BISNIS.COM, JAKARTA--Kelompok masyarakat adat di Kalimantan Timur terus menghadapi masalah penggusuran dan konflik lahan akibat operasi perusahaan pertambangan dan perkebunan. Pemegang saham perusahaan diminta memfokuskan pada soal dugaan pelanggaran hak asasi manusia terkait dengan investasinya.
Sejumlah kelompok adat itu adalah Dayak Basap Keraitan Segading yang hidup di sekitar wilayah tambang milik perusahaan Kaltim Prima Coal (KPC), Sangatta, Kutai Timur Sedangkan yang lainnya adalah Dayak Benuaq, di Muara Tae, Kutai Barat.
Andrew Hickman dari Down to Earth, sebuah organisasi lingkungan yang berbasis di Inggris, menyatakan masalah tersebut setelah menemui warga lokal dan masyarakat adat yang tinggal dekat dengan wilayah tambang KPC.
"Penduduk yang tinggal dekat kawasan tambang terus mengalami penggusuran, kehilangan nafkah serta dugaan kolusi perusahaan dengan aparat keamanan," kata Hickman dalam keterangan tertulisnya, Jakarta, Minggu, (30/6/2013)
Hikman yang bertemu komunitas itu pada awal bulan mengatakan, perusahaan tersebut juga diduga memiliki rencana untuk memindahkan masyarakat ke desa lainnya.

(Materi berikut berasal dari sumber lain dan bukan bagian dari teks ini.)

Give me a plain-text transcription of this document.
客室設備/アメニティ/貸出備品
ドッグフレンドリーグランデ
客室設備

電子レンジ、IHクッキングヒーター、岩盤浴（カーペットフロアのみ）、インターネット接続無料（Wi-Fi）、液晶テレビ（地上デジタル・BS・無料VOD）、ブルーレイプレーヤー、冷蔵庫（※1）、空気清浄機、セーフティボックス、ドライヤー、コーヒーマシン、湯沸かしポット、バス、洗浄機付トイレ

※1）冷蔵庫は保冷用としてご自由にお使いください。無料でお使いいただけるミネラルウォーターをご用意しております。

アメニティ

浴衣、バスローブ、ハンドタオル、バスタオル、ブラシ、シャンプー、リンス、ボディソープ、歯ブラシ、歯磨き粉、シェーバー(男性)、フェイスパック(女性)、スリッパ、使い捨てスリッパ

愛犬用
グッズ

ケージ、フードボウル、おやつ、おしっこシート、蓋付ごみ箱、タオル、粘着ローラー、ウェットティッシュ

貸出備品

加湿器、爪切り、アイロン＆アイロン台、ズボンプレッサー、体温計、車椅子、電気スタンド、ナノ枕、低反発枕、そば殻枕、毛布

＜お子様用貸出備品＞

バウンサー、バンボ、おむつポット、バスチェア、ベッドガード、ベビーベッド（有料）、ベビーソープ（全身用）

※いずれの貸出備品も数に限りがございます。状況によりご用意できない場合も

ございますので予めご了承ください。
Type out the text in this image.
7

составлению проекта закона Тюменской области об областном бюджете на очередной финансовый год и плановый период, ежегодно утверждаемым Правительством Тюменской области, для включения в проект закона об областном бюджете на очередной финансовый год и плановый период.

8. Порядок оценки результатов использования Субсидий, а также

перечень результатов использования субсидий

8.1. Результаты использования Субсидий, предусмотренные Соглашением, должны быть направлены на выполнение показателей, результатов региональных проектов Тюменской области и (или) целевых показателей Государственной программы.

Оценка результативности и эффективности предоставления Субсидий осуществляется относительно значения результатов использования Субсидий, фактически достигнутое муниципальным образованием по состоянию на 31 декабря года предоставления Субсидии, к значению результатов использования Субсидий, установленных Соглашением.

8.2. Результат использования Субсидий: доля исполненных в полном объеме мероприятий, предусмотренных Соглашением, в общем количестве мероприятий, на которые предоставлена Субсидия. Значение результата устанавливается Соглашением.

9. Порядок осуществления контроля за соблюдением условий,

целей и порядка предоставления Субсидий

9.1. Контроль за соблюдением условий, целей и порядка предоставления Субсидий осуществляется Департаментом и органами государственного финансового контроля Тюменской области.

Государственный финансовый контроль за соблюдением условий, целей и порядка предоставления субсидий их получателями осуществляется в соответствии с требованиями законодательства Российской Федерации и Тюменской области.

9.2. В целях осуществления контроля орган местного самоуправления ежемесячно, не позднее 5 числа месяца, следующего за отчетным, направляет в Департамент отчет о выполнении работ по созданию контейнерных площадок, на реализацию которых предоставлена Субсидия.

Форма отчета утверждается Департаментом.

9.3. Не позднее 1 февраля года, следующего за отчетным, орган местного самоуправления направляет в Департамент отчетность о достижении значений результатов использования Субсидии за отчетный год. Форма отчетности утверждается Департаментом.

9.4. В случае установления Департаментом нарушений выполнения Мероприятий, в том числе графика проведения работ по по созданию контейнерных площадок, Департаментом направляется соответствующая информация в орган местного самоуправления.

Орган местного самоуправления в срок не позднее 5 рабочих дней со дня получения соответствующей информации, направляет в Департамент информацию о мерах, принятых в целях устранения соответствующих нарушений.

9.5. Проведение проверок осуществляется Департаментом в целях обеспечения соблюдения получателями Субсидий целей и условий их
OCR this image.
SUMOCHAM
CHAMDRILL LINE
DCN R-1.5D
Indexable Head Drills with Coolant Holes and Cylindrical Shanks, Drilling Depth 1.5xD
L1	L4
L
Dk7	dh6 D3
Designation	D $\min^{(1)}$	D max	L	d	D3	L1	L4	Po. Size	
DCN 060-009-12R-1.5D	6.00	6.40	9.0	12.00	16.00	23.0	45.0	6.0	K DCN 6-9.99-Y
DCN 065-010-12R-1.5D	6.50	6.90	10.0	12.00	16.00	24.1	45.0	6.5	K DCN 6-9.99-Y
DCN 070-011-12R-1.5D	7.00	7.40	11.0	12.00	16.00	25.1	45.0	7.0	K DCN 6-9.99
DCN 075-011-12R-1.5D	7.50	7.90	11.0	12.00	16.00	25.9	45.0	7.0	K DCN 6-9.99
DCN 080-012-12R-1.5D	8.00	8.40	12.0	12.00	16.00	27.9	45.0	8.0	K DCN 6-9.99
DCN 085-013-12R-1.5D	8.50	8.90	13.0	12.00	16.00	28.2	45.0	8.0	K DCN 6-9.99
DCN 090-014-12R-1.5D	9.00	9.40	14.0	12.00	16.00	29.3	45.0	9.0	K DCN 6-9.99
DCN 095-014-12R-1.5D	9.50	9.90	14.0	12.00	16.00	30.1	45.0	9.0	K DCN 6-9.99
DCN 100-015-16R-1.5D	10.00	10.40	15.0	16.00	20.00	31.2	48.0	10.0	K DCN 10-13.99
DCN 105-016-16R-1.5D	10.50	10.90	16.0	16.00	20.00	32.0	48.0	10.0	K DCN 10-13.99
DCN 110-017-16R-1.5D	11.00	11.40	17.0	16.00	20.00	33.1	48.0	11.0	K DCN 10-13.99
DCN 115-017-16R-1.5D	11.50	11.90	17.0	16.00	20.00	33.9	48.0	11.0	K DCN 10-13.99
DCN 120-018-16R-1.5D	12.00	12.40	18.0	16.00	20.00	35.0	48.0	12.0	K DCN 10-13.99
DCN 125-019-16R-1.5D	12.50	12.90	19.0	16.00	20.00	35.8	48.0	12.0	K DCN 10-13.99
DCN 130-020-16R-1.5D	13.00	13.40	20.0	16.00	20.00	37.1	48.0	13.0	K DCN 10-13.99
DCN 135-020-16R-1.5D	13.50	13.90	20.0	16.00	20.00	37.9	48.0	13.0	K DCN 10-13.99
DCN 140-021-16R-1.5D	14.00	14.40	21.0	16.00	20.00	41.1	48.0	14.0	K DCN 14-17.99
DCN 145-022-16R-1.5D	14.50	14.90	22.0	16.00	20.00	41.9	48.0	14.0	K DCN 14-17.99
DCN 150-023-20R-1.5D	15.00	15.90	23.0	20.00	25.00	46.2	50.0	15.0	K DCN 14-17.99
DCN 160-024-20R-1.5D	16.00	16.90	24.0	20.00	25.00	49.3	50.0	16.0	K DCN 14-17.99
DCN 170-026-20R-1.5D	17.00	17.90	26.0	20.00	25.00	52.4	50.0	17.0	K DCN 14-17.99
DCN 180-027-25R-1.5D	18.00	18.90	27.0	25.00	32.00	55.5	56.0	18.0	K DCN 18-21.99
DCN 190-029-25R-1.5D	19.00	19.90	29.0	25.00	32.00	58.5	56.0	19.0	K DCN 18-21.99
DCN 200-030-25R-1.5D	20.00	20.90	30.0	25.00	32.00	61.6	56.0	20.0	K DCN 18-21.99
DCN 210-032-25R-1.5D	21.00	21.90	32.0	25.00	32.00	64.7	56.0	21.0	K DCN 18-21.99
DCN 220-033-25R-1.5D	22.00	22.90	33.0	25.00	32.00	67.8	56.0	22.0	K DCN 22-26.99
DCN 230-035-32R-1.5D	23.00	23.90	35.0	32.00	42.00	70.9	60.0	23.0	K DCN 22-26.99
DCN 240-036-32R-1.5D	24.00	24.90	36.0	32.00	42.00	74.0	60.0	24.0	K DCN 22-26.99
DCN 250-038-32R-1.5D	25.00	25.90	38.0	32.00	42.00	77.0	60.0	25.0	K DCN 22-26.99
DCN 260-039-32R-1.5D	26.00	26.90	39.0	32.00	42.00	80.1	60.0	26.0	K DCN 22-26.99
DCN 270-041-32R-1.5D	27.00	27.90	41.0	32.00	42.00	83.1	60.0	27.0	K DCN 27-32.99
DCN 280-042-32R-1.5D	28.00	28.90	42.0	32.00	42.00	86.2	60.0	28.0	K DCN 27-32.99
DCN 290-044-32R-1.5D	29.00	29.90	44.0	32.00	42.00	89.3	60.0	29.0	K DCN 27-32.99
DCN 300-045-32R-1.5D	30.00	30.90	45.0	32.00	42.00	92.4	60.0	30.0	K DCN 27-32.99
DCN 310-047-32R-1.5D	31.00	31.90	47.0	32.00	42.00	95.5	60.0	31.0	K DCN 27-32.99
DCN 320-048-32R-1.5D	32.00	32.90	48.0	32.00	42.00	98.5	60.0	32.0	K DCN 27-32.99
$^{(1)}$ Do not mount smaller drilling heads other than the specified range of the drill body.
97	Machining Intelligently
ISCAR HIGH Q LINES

Namun, demikian DTE, rencana itu ditolak masyarakat karena mereka tak menginginkan kehidupan mereka dari nol kembali.
aDAPUN konflik lainnya menimpa masyarakat Dayak Benuaq terkait dengan operasi perusahaan perkebunan First Resources Ltd. Konflik lahan itu juga memicu perebutan lahan dua kampung yakni Muara Tae dan Muara Ponaq.
Sekretaris Jendral Aliansi Masyarakat Adat Nusantara (AMAN) Abdon Nababan mengatakan operasi PT Borneo Surya Mining Jaya (BSMJ), yang berafiliasi dengan First Resources, menyebabkan konflik. Hal itu tak hanya terjadi antara masyarakat dengan perusahaan, namun antar masyarakat sendiri.
“Ketegangan masih terus berlangsung antara kampung Muara Tae dan Muara Ponaq,” kata Abdon dalam keterangan tertulisnya.